Still, the lingering shreds of my 14 year-old self couldn’t help wasting a few hours writing a convenience utility for extracting snippets from the Simpsons for throwaway-gag social media use. I did this despite realizing that, yes, quotation is a low and basically irritating form of humor — it’s basically the same as the bully with the audio-playing jacket in Back to the Future II . Still, if you’ve got a library of video you want to pull snippets from, perhaps you’ll find it useful.
Important notes/caveats to this important work:
- Having to upload to an FTP endpoint sucks. Using a video service would be great, not least because they’d handle the tedious ffmpeg tweaking I wasted a bunch of time on. And, in fact, I had this working with YouTube. But their copyright infringement detection algorithms are too good. It’s a shame; I feel that quotation of this kind is fair use.
- Quicktime is a real jerk, and ffmpeg is a mystery. For an embarrassingly long time I couldn’t get Apple’s default OS X codecs to play the H.264 file I was making (VLC played it no matter how badly I mangled the parameters, of course). Using the .mov contained was the trick.
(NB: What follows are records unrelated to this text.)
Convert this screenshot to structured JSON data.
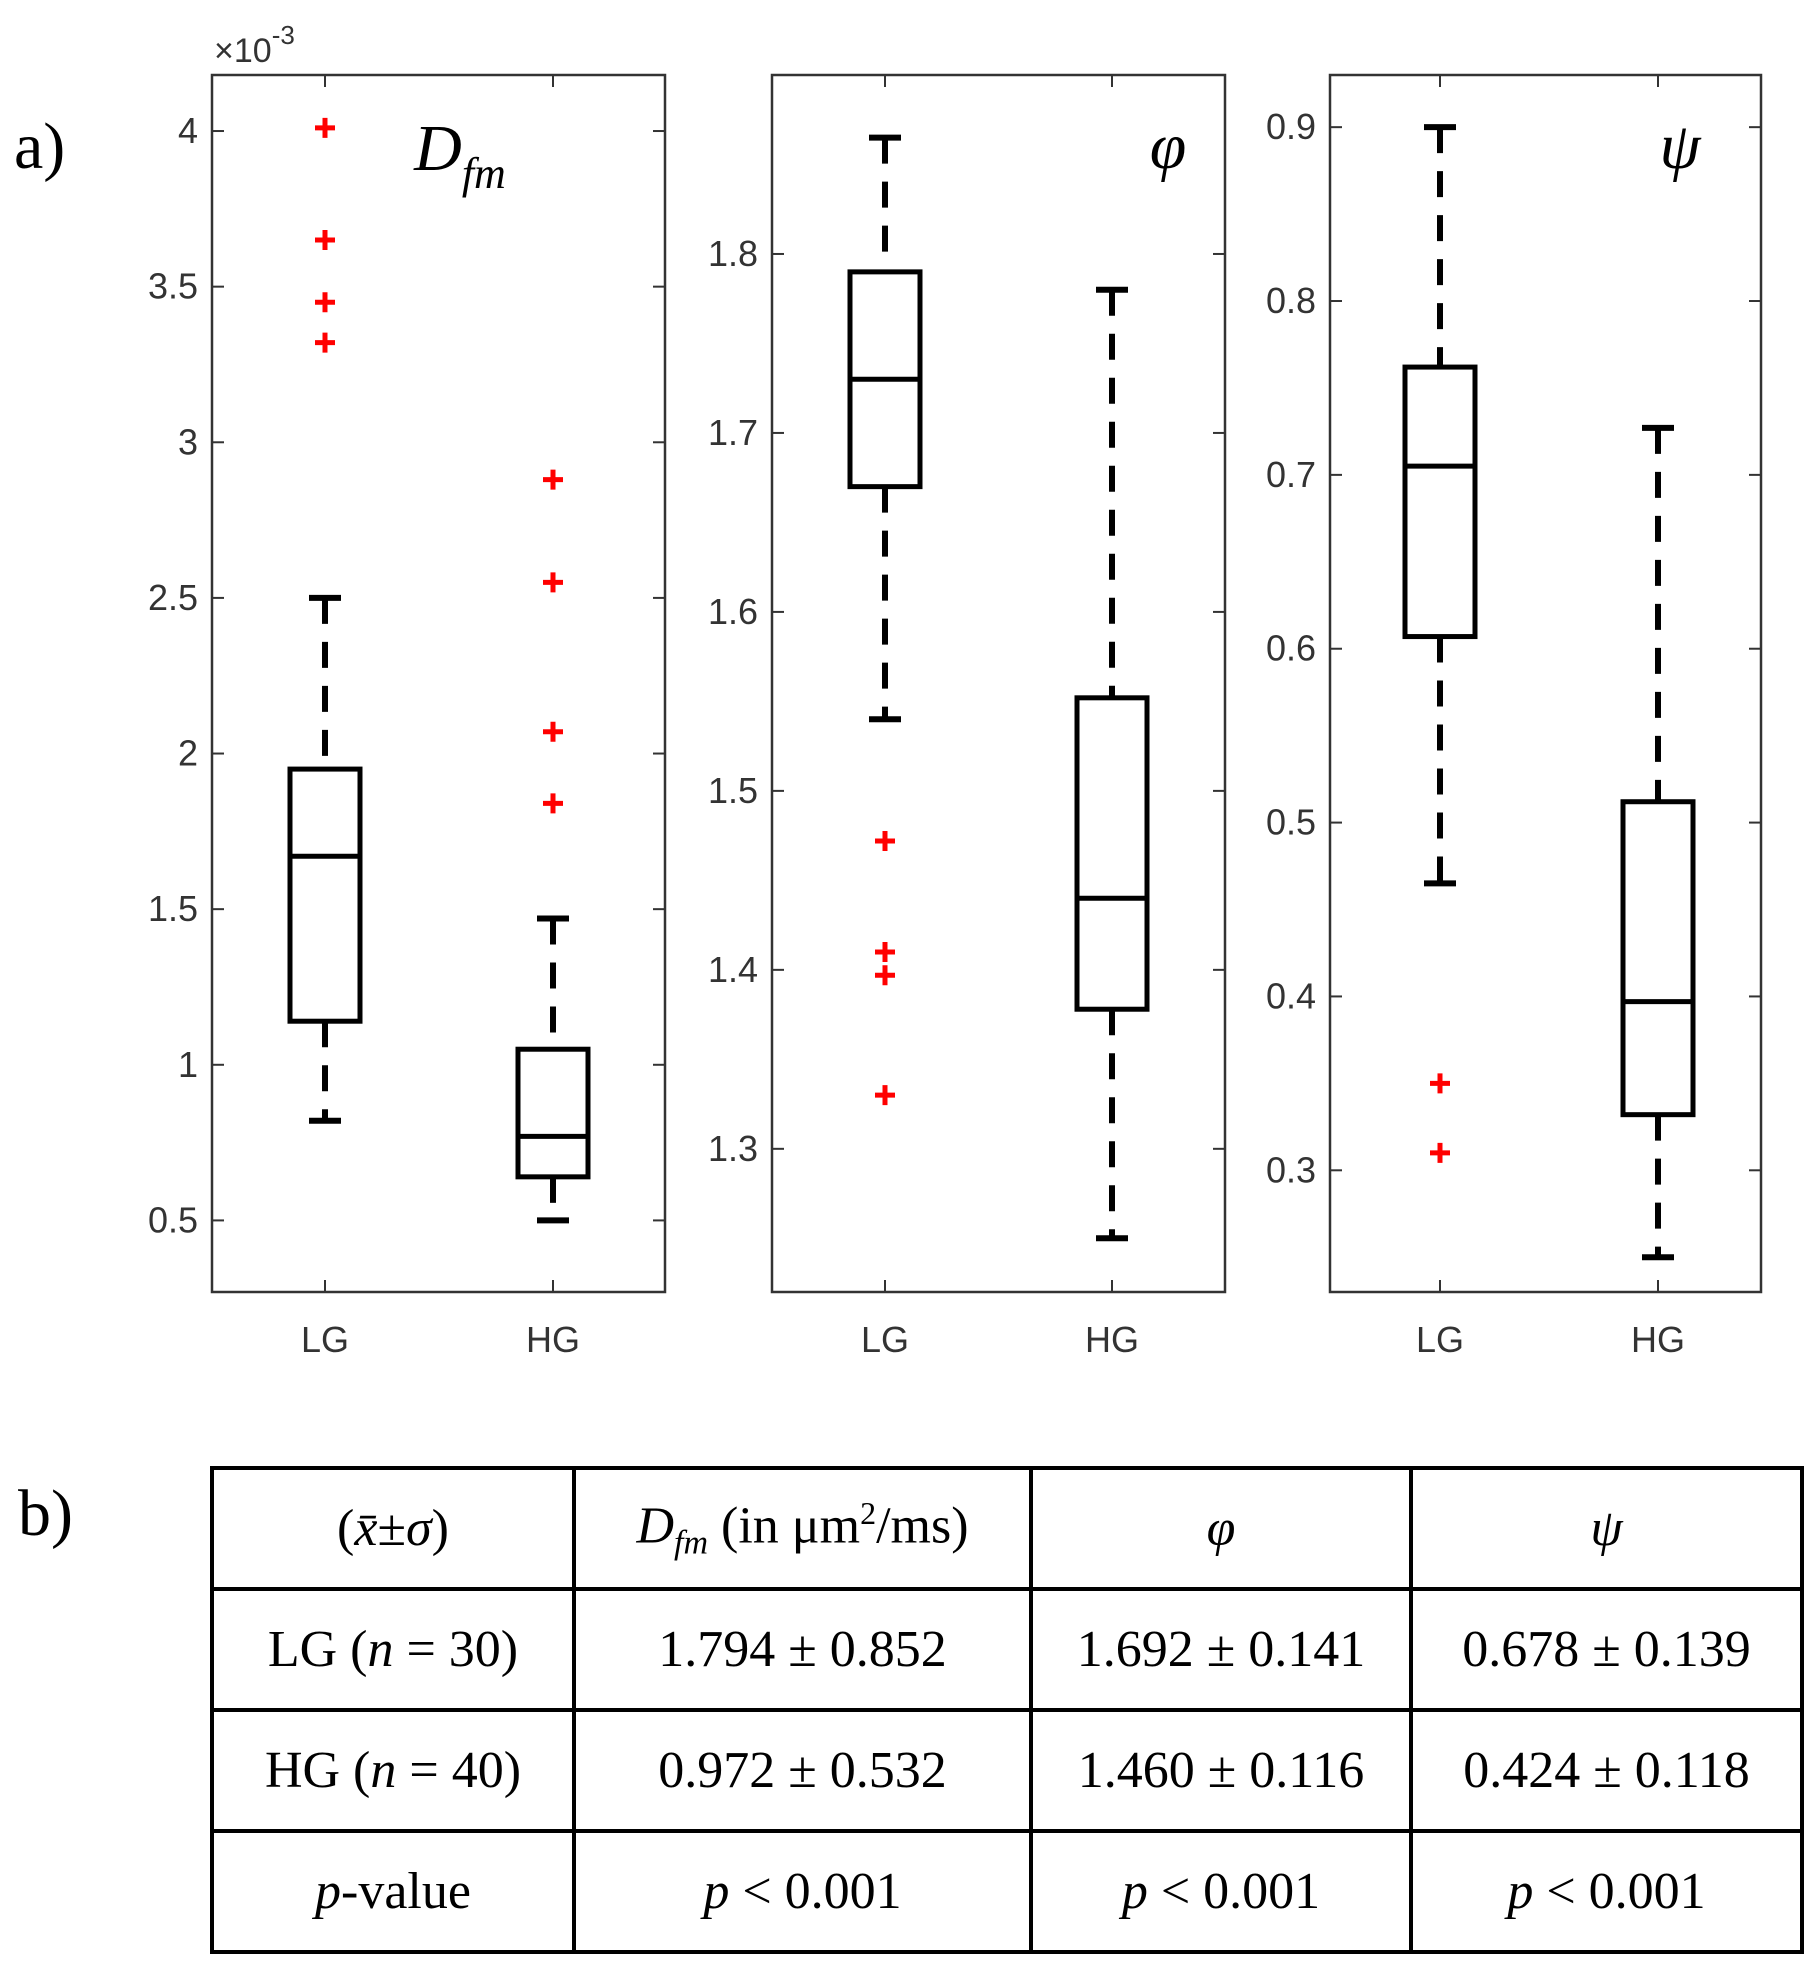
{
  "panel_labels": {
    "a": "a)",
    "b": "b)"
  },
  "chart_data": [
    {
      "type": "boxplot",
      "title": "D_fm",
      "title_main": "D",
      "title_sub": "fm",
      "exponent": "×10",
      "exponent_power": "-3",
      "categories": [
        "LG",
        "HG"
      ],
      "ylim": [
        0.27,
        4.18
      ],
      "yticks": [
        0.5,
        1,
        1.5,
        2,
        2.5,
        3,
        3.5,
        4
      ],
      "ytick_labels": [
        "0.5",
        "1",
        "1.5",
        "2",
        "2.5",
        "3",
        "3.5",
        "4"
      ],
      "boxes": [
        {
          "name": "LG",
          "whisker_low": 0.82,
          "q1": 1.14,
          "median": 1.67,
          "q3": 1.95,
          "whisker_high": 2.5,
          "outliers": [
            3.32,
            3.45,
            3.65,
            4.01
          ]
        },
        {
          "name": "HG",
          "whisker_low": 0.5,
          "q1": 0.64,
          "median": 0.77,
          "q3": 1.05,
          "whisker_high": 1.47,
          "outliers": [
            1.84,
            2.07,
            2.55,
            2.88
          ]
        }
      ]
    },
    {
      "type": "boxplot",
      "title": "φ",
      "categories": [
        "LG",
        "HG"
      ],
      "ylim": [
        1.22,
        1.9
      ],
      "yticks": [
        1.3,
        1.4,
        1.5,
        1.6,
        1.7,
        1.8
      ],
      "ytick_labels": [
        "1.3",
        "1.4",
        "1.5",
        "1.6",
        "1.7",
        "1.8"
      ],
      "boxes": [
        {
          "name": "LG",
          "whisker_low": 1.54,
          "q1": 1.67,
          "median": 1.73,
          "q3": 1.79,
          "whisker_high": 1.865,
          "outliers": [
            1.33,
            1.397,
            1.41,
            1.472
          ]
        },
        {
          "name": "HG",
          "whisker_low": 1.25,
          "q1": 1.378,
          "median": 1.44,
          "q3": 1.552,
          "whisker_high": 1.78,
          "outliers": []
        }
      ]
    },
    {
      "type": "boxplot",
      "title": "ψ",
      "categories": [
        "LG",
        "HG"
      ],
      "ylim": [
        0.23,
        0.93
      ],
      "yticks": [
        0.3,
        0.4,
        0.5,
        0.6,
        0.7,
        0.8,
        0.9
      ],
      "ytick_labels": [
        "0.3",
        "0.4",
        "0.5",
        "0.6",
        "0.7",
        "0.8",
        "0.9"
      ],
      "boxes": [
        {
          "name": "LG",
          "whisker_low": 0.465,
          "q1": 0.607,
          "median": 0.705,
          "q3": 0.762,
          "whisker_high": 0.9,
          "outliers": [
            0.31,
            0.35
          ]
        },
        {
          "name": "HG",
          "whisker_low": 0.25,
          "q1": 0.332,
          "median": 0.397,
          "q3": 0.512,
          "whisker_high": 0.727,
          "outliers": []
        }
      ]
    }
  ],
  "table": {
    "header": {
      "col0_open": "(",
      "col0_xbar": "x̄",
      "col0_pm": "±",
      "col0_sigma": "σ",
      "col0_close": ")",
      "col1_main": "D",
      "col1_sub": "fm",
      "col1_rest_a": " (in μm",
      "col1_sup": "2",
      "col1_rest_b": "/ms)",
      "col2": "φ",
      "col3": "ψ"
    },
    "rows": [
      {
        "label_a": "LG (",
        "label_n": "n",
        "label_b": " = 30)",
        "dfm": "1.794 ± 0.852",
        "phi": "1.692 ± 0.141",
        "psi": "0.678 ± 0.139"
      },
      {
        "label_a": "HG (",
        "label_n": "n",
        "label_b": " = 40)",
        "dfm": "0.972 ± 0.532",
        "phi": "1.460 ± 0.116",
        "psi": "0.424 ± 0.118"
      }
    ],
    "pvalue_row": {
      "label_p": "p",
      "label_rest": "-value",
      "cells": [
        {
          "p": "p",
          "rest": " < 0.001"
        },
        {
          "p": "p",
          "rest": " < 0.001"
        },
        {
          "p": "p",
          "rest": " < 0.001"
        }
      ]
    }
  },
  "colors": {
    "box": "#000000",
    "outlier": "#ff0000",
    "axis": "#333333"
  }
}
Bah.
- Is there really no URL shortener that will work without an API key? Weird. Weird and stupid.
Mostly this saves me a minor amount of trouble — the command line is faster and more flexible than the VLC/SimpleMovieX/CyberDuck workflow I used to employ. But my real motivation has more to do with a pie-in-the-sky featureset I’ve daydreamed about for a while:
- Enter text phrase
- Search database of extracted subtitles for timestamps and surrounding text.
- Select desired quotations.
- Search for moments of audio silence surrounding the window indicated by the rough subtitle timestamping.
- Potentially repeat the process with video scene transition data.
- Plug results into today’s script, automating the gap from remembering a line to pulling the video for it.
Again, a huge waste of time. I don’t even have a torrent with subtitles yet! And I have a ton of projects I ought to get to before then, not least of all my mom’s website. But if I were a collective of infinite monkeys, I’d certainly tackle this. Hell, one could conceivably connect it to work, if you ignored C-SPAN’s copyright and pulled all their video and transcription.
A more tractable next-step is probably adding animated GIFs as an output option.